Blockchain and cryptocurrency are becoming part of the world’s daily discourse. Most of us should have heard of cryptocurrency by now. But who has actually already used it before? Our client, Lectoraat Netwerkcultuur aims to study how blockchain wallets can be designed to facilitate a broader understanding of the influence of blockchain technology, and define what good or bad wallet design is. Blockchain was born out of the finance crisis. The idea was it to decentralise the whole system. Instead of a few banks holding all the money and making people dependant, the blockchain technology puts the power in a lots of individual hands.
Type of project: Student project
Client: Lectoraat Netwerkcultuur
Project time: 3 months
Team members: Sander Boer, Chantal Ramzy, Bugra Kantar
Our findings were based on literacy research, market analyse, interviews with users and testing out different digital wallets. One of the biggest issues is, that it is complicated to get started. There is no margin for error. If you forget your password for example, your money is gone.
There are a lot of options for wallets, markets and suppliers, which is quite overwhelming. Mining for bitcoins is not relevant anymore, because the more people participate, the smaller the reward for mining. It will be the underlying technology of the future, which will be invisible for the masses.
Because it is based on code, it it hackable (especially because it is opensource).
The question for us was, which features do users prefer? How do they want to be introduced to blockchain wallets and what is important to them?
The idea was it to put a complicated and serious topic into a gameful atmosphere to improve the learning curve of young adults. You learn better when you are having fun, more effectively through some healthy competition and you are encouraged to look at things from a new angle.
We used the farm as a metaphor to simulate the blockchain market. The advantages are, that it is easy to grasp because of its familiarity. The farm stands for your digital wallet with its cryptocurrencies in form of wool, milk and bacon. In the real world you receive rewards for mining in form of specific cryptocurrencies, in our game your animals will produce their specific goods. On the market you be able to buy and sell these goods to earn more money. To protect your goods from being stolen, you can put them in a vault. In reality, people put their digital money on an analogue stick or in a real vault, to protect it from hackers or thieves.
We made an analogue game to test its mechanism, by making the calculations ourselves and drawing cards with numbers on it to change the market. What we could observe, that the game was fun, but our users were overwhelmed with the amount of information. We decided to split our game in different phases to keep the introduction fun and simple. Based on that a storyline and the interface were developed.
0 - Onboarding/Tutorial
Introduce user to storyline
First transaction (buy currency)
1 - Currency Generation
2 - Second layer
Introduce second currency
Wallet upgrade (optional):
- being able to use a second currency,
- send money to another user
Wallet feature addons
3 - Actions & Vault
Introduce Action cards such as:
- Transaction fee slashed
- Mining power multiplier
Introduce the Vault.
I was responsible for the illustration, based on the storyline I developed before. Regarding to our more childish metaphor “farm”, but our adult target group, it was important to combine it with a minimalistic illustration style to balance our design. Especially inspiring here was the bold and minimalistic style by graphic artist Malika Favre who uses common color theories, like the theory of warm and cold colours to create depth, but also by breaking these rules, creating a mystic feeling around her artwork. This color style in combination with simple forms like circles and rectangles, created the final design language for the illustrations.

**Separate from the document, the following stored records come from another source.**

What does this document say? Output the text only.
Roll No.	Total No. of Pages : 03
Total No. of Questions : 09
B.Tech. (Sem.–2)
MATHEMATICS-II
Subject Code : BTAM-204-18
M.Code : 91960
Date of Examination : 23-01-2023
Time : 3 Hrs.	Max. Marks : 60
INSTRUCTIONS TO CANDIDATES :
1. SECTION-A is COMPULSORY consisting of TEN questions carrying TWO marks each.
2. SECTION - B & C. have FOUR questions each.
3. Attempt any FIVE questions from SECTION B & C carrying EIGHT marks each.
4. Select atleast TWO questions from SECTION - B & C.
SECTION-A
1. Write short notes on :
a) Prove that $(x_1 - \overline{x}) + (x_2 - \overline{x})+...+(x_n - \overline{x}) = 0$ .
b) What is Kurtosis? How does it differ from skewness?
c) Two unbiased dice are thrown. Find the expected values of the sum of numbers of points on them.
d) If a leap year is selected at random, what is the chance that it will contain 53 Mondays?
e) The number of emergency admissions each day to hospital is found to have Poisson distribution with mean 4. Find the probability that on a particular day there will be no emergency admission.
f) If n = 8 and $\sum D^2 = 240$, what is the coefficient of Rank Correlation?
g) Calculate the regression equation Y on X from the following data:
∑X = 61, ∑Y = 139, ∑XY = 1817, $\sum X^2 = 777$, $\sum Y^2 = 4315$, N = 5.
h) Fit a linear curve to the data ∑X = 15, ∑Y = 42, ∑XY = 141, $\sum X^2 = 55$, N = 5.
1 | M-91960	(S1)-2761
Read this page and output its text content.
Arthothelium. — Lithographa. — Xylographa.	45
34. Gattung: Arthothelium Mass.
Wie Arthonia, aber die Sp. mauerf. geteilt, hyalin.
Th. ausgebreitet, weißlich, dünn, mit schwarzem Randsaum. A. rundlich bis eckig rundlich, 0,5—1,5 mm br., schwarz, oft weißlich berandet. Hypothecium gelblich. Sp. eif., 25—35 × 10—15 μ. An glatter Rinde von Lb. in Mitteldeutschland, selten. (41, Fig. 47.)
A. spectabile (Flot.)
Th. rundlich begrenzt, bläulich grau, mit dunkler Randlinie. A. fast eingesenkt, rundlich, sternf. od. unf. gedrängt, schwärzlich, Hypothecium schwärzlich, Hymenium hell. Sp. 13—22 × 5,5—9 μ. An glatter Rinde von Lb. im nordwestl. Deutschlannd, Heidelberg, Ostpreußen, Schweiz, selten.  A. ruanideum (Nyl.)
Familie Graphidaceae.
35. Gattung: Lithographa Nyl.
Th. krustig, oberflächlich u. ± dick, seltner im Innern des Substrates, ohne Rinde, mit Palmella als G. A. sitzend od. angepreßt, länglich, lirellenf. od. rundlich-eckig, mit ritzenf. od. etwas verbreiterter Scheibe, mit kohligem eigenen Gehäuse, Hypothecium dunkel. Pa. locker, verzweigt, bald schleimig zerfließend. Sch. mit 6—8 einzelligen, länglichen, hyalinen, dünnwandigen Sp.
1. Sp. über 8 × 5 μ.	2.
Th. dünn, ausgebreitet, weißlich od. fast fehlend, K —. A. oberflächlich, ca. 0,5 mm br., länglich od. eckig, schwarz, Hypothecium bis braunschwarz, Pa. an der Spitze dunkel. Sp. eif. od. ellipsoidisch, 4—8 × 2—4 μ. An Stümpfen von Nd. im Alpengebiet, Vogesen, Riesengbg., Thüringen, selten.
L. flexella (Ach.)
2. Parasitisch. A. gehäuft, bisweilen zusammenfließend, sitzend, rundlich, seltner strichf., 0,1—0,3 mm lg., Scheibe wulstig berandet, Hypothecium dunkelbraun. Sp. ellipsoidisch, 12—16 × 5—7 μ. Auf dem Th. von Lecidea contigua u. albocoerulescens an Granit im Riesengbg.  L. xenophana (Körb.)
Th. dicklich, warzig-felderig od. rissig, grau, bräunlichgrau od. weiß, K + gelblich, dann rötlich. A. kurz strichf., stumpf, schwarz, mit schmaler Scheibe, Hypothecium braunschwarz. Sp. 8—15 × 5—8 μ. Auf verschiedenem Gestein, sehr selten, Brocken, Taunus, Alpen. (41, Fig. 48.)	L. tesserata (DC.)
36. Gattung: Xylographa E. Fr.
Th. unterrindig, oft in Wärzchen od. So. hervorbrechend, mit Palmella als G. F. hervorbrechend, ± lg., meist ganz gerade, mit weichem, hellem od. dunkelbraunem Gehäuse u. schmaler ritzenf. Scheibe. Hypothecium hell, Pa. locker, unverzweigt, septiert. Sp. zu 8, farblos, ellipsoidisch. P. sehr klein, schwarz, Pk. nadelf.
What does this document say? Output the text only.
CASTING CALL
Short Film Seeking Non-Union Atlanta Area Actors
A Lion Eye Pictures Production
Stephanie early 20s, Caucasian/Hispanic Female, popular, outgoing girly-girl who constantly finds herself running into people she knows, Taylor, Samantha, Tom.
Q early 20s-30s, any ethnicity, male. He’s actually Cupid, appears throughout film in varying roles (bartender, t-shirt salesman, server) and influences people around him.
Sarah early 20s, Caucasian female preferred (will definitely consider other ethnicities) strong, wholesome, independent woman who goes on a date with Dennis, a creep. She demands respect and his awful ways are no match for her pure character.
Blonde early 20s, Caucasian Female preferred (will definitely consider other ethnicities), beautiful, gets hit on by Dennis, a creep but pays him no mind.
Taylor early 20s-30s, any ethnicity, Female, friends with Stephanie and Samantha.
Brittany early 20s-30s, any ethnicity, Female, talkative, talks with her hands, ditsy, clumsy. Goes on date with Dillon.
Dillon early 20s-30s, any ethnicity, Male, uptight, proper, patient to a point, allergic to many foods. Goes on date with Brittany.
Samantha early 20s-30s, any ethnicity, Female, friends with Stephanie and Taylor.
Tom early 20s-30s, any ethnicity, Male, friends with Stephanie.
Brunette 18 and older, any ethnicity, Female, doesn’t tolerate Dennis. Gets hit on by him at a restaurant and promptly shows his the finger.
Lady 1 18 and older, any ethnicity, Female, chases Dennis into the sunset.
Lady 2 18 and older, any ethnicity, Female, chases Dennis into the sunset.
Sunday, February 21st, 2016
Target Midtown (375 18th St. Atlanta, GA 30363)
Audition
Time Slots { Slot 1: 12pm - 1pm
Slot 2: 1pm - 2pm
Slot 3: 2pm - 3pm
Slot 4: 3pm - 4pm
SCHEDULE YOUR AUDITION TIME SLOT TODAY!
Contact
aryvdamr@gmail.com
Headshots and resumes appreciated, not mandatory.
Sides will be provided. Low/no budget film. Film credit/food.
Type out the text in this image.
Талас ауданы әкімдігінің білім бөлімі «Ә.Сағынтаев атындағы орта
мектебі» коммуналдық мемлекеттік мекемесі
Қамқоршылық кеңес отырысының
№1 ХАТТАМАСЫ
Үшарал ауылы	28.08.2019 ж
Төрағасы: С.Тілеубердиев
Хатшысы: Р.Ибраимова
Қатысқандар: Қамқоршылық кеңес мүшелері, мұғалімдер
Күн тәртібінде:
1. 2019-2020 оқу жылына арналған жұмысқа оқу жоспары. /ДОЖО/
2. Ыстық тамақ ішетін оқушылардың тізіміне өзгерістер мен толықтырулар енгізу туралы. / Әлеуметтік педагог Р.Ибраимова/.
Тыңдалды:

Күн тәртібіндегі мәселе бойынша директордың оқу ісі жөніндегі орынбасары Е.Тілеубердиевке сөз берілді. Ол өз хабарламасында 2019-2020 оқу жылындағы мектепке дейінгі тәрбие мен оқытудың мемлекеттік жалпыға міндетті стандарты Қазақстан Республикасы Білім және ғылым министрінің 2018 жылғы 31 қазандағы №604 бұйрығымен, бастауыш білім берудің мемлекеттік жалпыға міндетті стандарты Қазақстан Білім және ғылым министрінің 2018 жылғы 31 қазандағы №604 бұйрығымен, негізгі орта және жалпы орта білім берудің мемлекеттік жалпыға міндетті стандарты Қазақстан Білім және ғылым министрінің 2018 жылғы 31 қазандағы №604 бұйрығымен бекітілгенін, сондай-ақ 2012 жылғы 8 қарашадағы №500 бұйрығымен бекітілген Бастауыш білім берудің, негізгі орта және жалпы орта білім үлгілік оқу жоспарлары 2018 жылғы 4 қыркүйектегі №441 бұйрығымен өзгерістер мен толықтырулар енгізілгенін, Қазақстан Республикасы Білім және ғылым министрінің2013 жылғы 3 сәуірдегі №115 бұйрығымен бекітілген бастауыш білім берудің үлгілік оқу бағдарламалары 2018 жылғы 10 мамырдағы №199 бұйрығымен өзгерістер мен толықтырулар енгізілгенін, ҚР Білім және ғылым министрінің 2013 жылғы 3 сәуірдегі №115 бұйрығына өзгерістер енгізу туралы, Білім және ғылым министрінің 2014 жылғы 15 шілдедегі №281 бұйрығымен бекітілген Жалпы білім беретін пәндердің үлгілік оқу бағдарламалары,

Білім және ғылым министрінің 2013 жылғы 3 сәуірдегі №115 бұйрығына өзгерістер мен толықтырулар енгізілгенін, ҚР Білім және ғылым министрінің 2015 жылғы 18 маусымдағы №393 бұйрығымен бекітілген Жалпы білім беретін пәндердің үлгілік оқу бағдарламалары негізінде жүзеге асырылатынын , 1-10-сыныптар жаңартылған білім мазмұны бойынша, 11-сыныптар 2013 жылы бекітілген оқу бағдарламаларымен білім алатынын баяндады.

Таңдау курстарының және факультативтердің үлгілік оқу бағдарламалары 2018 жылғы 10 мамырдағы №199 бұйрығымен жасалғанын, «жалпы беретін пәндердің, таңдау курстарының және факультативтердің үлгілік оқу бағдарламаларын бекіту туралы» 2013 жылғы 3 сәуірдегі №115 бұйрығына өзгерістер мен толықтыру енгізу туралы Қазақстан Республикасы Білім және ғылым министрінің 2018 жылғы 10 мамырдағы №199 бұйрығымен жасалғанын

The final game was programmed by our team's front-end developer and thus playable. We tested the game several times with class mates. We received several insights, which points in our game still would have to be improved in the future. What we definitely could proof, the game is really fun!
The queen needs help from her decentralised farmers, because of rising rates by official traders and the Master of Coin. She invests in every farmer a bag of gold, giving everybody the equal change to become the new Master of Coin.
In our early user tests, we realised the importance of an easy introducing of the game, by starting with one option and introducing new options and features in each round.
From now on, the player will be in competition with the other players to make money from selling and buying goods (wool, milk, bacon) and animals (sheep, cow, pig) from the merchants, but also producing own goods. The prize depends on supply and demand, wool with the most stabile value and bacon with the least one.
In later rounds the vault will be introduced, to protect your farm from thieves, as well as different addons to improve your farm and market conditions.
The vault is secured by password, consisting of little pictures. If you forget this one, you will have no access to the vault anymore and your belongings are gone for good. This happens also in the real world, people losing their password and with it their money.
Addons resemble the different features digital wallets provide. You choose, which features you want to add to your farm to improve the conditions for buying and selling or the security of your farm. It is interesting to see, which addons the users will prefer, especially under time pressure and limited amount of money.
In the last round the user will be introduced to action cards. With these the gameplay will become more interactive with the other users and the fun curve rises.
You can pick attack cards, which are similar to hackers stealing cryptocurrencies, hormones for your animals to improve production, a spy to get a peak view in your competitors' farms or grandma, who protects your farm from thieves, as she sees everything.